Project History

The project was first open sourced way back in 2006 - the same year Google purchased YouTube. It was developed by me, Doug Anarino, initially for a large broadcaster in India who wanted small local businesses to be able to edit ads over unreliable internet connections.

Over several years, the system was repurposed for many clients who all helped focus the UI and features for a general web audience. Brands like MTV and Kawasaki deployed it to run ad contests. The Museum of Moving Image based their Living Room Candidate site off it to edit political ads. Several startups built elaborate script editing applications around it. Every new feature we developed was rolled back into the open source project.

ES4

The editor was initially coded in ES4 (aka ActionScript) with PHP scripts that constructed FFMpeg commands triggered through Apache. Since it was a Flash application, there was support for custom fonts, real-time audio mixing, and advanced compositing effects when these were unavailable in browsers.

From the start, the editor was designed to work within low bandwidth constraints, transcoding video into separate audio file and low resolution frame images for use in the browser. On the server, the original video was used to encode at high resolution for broadcast.

ES5

The editor was ported to ES5 and the AngularJS framework in 2014, once the WebAudio API was widely supported in browsers. The backend was rewritten in Ruby and made available as an AMI in the AWS Marketplace.

The server was based on NGINX, tightly integrated with AWS services like S3, SQS, and EC2. A Docker image was made available for local development. This was the start of the API, with initial support for encode and transcode functionality.

ES6

In 2022, the editor was ported to ES6 TypeScript and the React framework. The backend was rewritten in NodeJS for hosting through ExpressJS. Support was added for a database, and the API was expanded to include media related endpoints.

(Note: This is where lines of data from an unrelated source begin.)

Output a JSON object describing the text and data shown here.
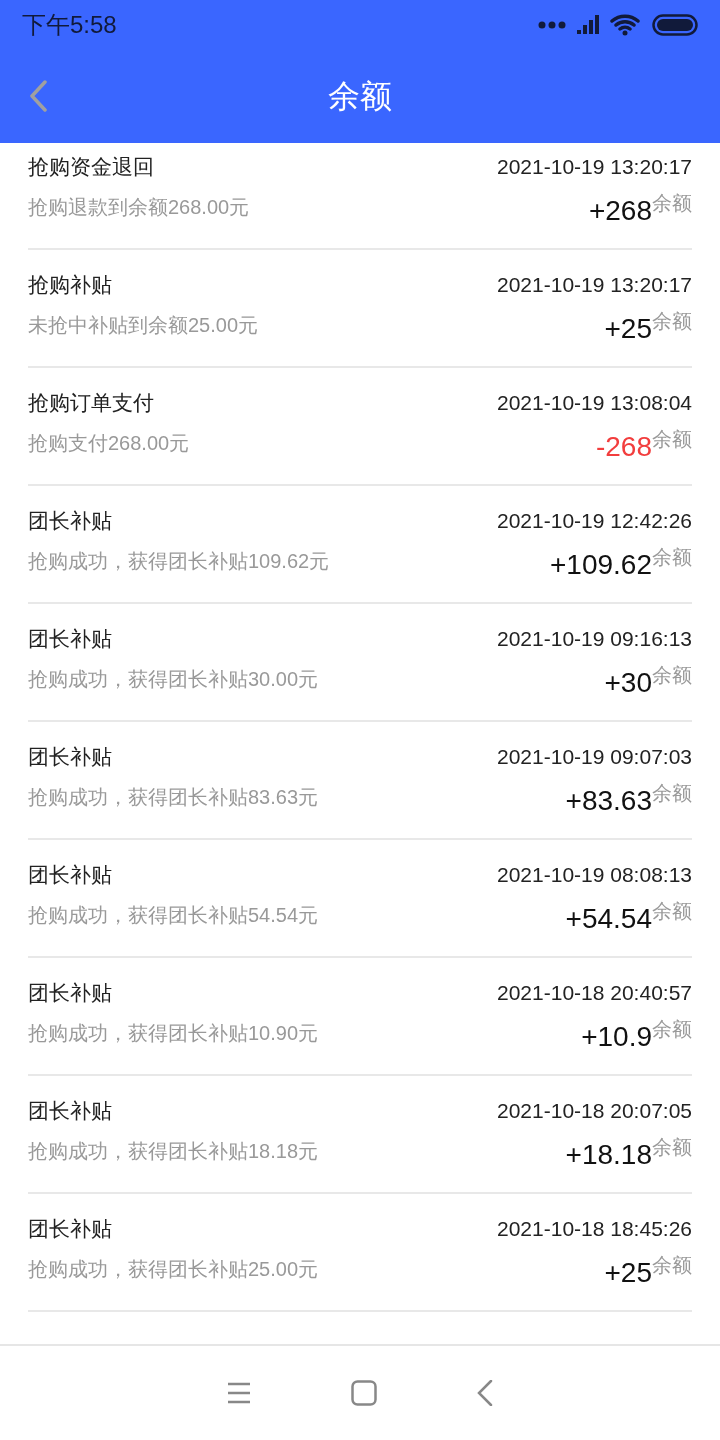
{
  "status_bar": {
    "time": "下午5:58"
  },
  "header": {
    "title": "余额"
  },
  "records": [
    {
      "title": "抢购资金退回",
      "time": "2021-10-19 13:20:17",
      "description": "抢购退款到余额268.00元",
      "amount": "+268",
      "unit": "余额",
      "kind": "income"
    },
    {
      "title": "抢购补贴",
      "time": "2021-10-19 13:20:17",
      "description": "未抢中补贴到余额25.00元",
      "amount": "+25",
      "unit": "余额",
      "kind": "income"
    },
    {
      "title": "抢购订单支付",
      "time": "2021-10-19 13:08:04",
      "description": "抢购支付268.00元",
      "amount": "-268",
      "unit": "余额",
      "kind": "expense"
    },
    {
      "title": "团长补贴",
      "time": "2021-10-19 12:42:26",
      "description": "抢购成功，获得团长补贴109.62元",
      "amount": "+109.62",
      "unit": "余额",
      "kind": "income"
    },
    {
      "title": "团长补贴",
      "time": "2021-10-19 09:16:13",
      "description": "抢购成功，获得团长补贴30.00元",
      "amount": "+30",
      "unit": "余额",
      "kind": "income"
    },
    {
      "title": "团长补贴",
      "time": "2021-10-19 09:07:03",
      "description": "抢购成功，获得团长补贴83.63元",
      "amount": "+83.63",
      "unit": "余额",
      "kind": "income"
    },
    {
      "title": "团长补贴",
      "time": "2021-10-19 08:08:13",
      "description": "抢购成功，获得团长补贴54.54元",
      "amount": "+54.54",
      "unit": "余额",
      "kind": "income"
    },
    {
      "title": "团长补贴",
      "time": "2021-10-18 20:40:57",
      "description": "抢购成功，获得团长补贴10.90元",
      "amount": "+10.9",
      "unit": "余额",
      "kind": "income"
    },
    {
      "title": "团长补贴",
      "time": "2021-10-18 20:07:05",
      "description": "抢购成功，获得团长补贴18.18元",
      "amount": "+18.18",
      "unit": "余额",
      "kind": "income"
    },
    {
      "title": "团长补贴",
      "time": "2021-10-18 18:45:26",
      "description": "抢购成功，获得团长补贴25.00元",
      "amount": "+25",
      "unit": "余额",
      "kind": "income"
    }
  ]
}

Masking of clips was introduced, along with a simpler tweening mechanism for dynamically changing position, scale, and color. A new vector-first approach was taken with the introduction of SVG shapes and refactoring of font handling. Dramatic performance improvements were achieved in the client by switching from Canvas to SVG based previews.

ES2020

In 2024, the editor was ported to ES2020 and the Lit framework (Web Components). TypeScript was abandoned in favor of JSDoc commented JavaScript to avoid a bundling step. Extensive support for CSS variables was added for dynamic timeline reflow without JavaScript, even when zooming. The Intersection Observer API was used to lazy load clips and improve performance.

A powerful plugin architecture was introduced, with the most commonly overridden methods on both the client and server migrating to plugins. These are packaged separately now, so the server library has no dependencies, while the client only relies on lit.

The data model was extended to separate media from its underlying resources, with metadata migrating to a dedicated resource type. The API was correspondingly extended to include resource related endpoints. The AWS Marketplace AMI was deprecated in favor of a Docker image for use with ECS, Lambda, etc.

Additionally, great effort has gone into making the codebase AI-ready by implementing strict naming conventions and more common design patterns. In many cases the names and patterns were actually suggested by AI, so most of the LLMs seem to grok it well.